Retour vers le futur
À la fin des années 1970, lassés de collectionner fanions, programmes de match ou vignettes Panini, quelques collectionneurs belges se mettent aux tickets de match. Plusieurs fois dans l’année, ils organisent des bourses d’échanges afin que les collectionneurs se rencontrent et échangent leurs doubles. Collectionneur de Mont-de-Marsan, Pascal Collardey s’y rend avant de devenir le précurseur des tickets de match en France : « C’était très convivial, il y avait cette notion de partage et ça permettait également de pouvoir enfin mettre des visages sur des noms. » Au début des années 1980, Français, Néerlandais et Italiens suivent le mouvement, bien avant qu’Espagnols, Allemands et Anglais leur emboîtent le pas. Pour Bruno Durand, collectionneur depuis plus de dix ans, la raison de cet engouement est simple : « Avec un ticket, tu montes dans une voiture qui t’emmène dans le passé. Il y a une histoire, un scénario. Une image te rappelle un souvenir, mais un ticket est plus profond qu’une image. »

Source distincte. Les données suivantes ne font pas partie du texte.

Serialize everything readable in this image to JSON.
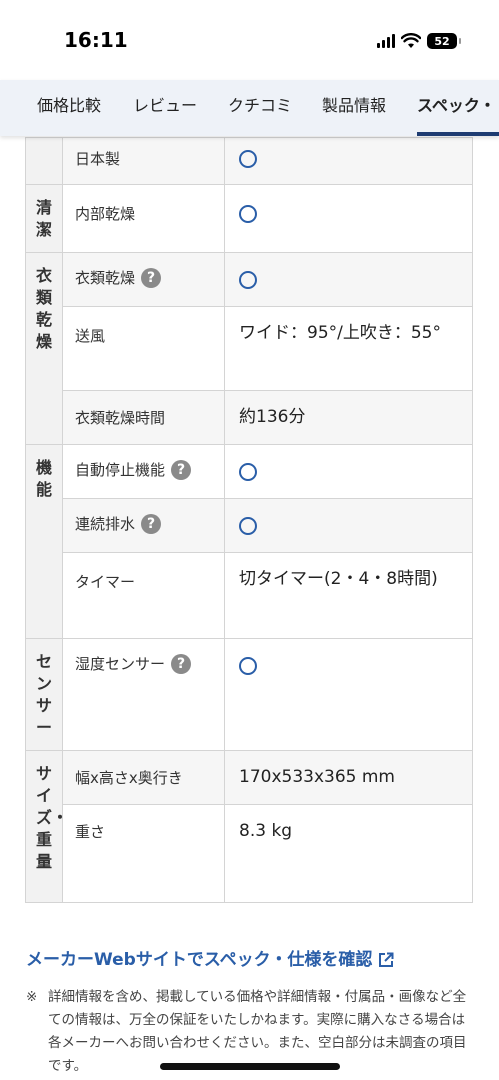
{
  "status": {
    "time": "16:11",
    "battery": "52"
  },
  "tabs": [
    {
      "label": "価格比較"
    },
    {
      "label": "レビュー"
    },
    {
      "label": "クチコミ"
    },
    {
      "label": "製品情報"
    },
    {
      "label": "スペック・"
    }
  ],
  "specs": {
    "r0": {
      "label": "日本製"
    },
    "clean": {
      "category": "清潔",
      "r1": {
        "label": "内部乾燥"
      }
    },
    "dry": {
      "category": "衣類乾燥",
      "r1": {
        "label": "衣類乾燥"
      },
      "r2": {
        "label": "送風",
        "value": "ワイド：95°/上吹き：55°"
      },
      "r3": {
        "label": "衣類乾燥時間",
        "value": "約136分"
      }
    },
    "func": {
      "category": "機能",
      "r1": {
        "label": "自動停止機能"
      },
      "r2": {
        "label": "連続排水"
      },
      "r3": {
        "label": "タイマー",
        "value": "切タイマー(2・4・8時間)"
      }
    },
    "sensor": {
      "category": "センサー",
      "r1": {
        "label": "湿度センサー"
      }
    },
    "size": {
      "category": "サイズ・重量",
      "r1": {
        "label": "幅x高さx奥行き",
        "value": "170x533x365 mm"
      },
      "r2": {
        "label": "重さ",
        "value": "8.3 kg"
      }
    }
  },
  "maker_link": {
    "label": "メーカーWebサイトでスペック・仕様を確認"
  },
  "notice": {
    "mark": "※",
    "text": "詳細情報を含め、掲載している価格や詳細情報・付属品・画像など全ての情報は、万全の保証をいたしかねます。実際に購入なさる場合は各メーカーへお問い合わせください。また、空白部分は未調査の項目です。"
  },
  "colors": {
    "accent": "#2a5ea8",
    "tab_underline": "#1e3c72"
  }
}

Autour d’une petite dizaine de collectionneurs, dont Pascal Collardey ou Michel Plat, deux des plus grands collectionneurs du monde, une communauté se développe elle aussi en France. Les sorties de stade, les petites annonces ou les salons d’objets anciens deviennent des lieux privilégiés pour troquer des billets, et nouer certaines amitiés. « La plupart des collectionneurs de l’époque font toujours partie de mes meilleurs amis et on est toujours en correspondance régulière sur les réseaux sociaux » , raconte Pascal Collardey, également co-fondateur de l’Association française des collectionneurs de tickets de football. « C’est le cas avec Michel qui m’a accompagné une fois en Belgique et avec qui on se faisait chaque année une finale européenne à la bonne franquette. » Mais à la fin des années 1990, l’apparition d’Internet va redistribuer les cartes, et les échanges d’antan vont laisser place à une marchandisation de l’objet, contraignant certains collectionneurs à limiter leurs collections par thèmes.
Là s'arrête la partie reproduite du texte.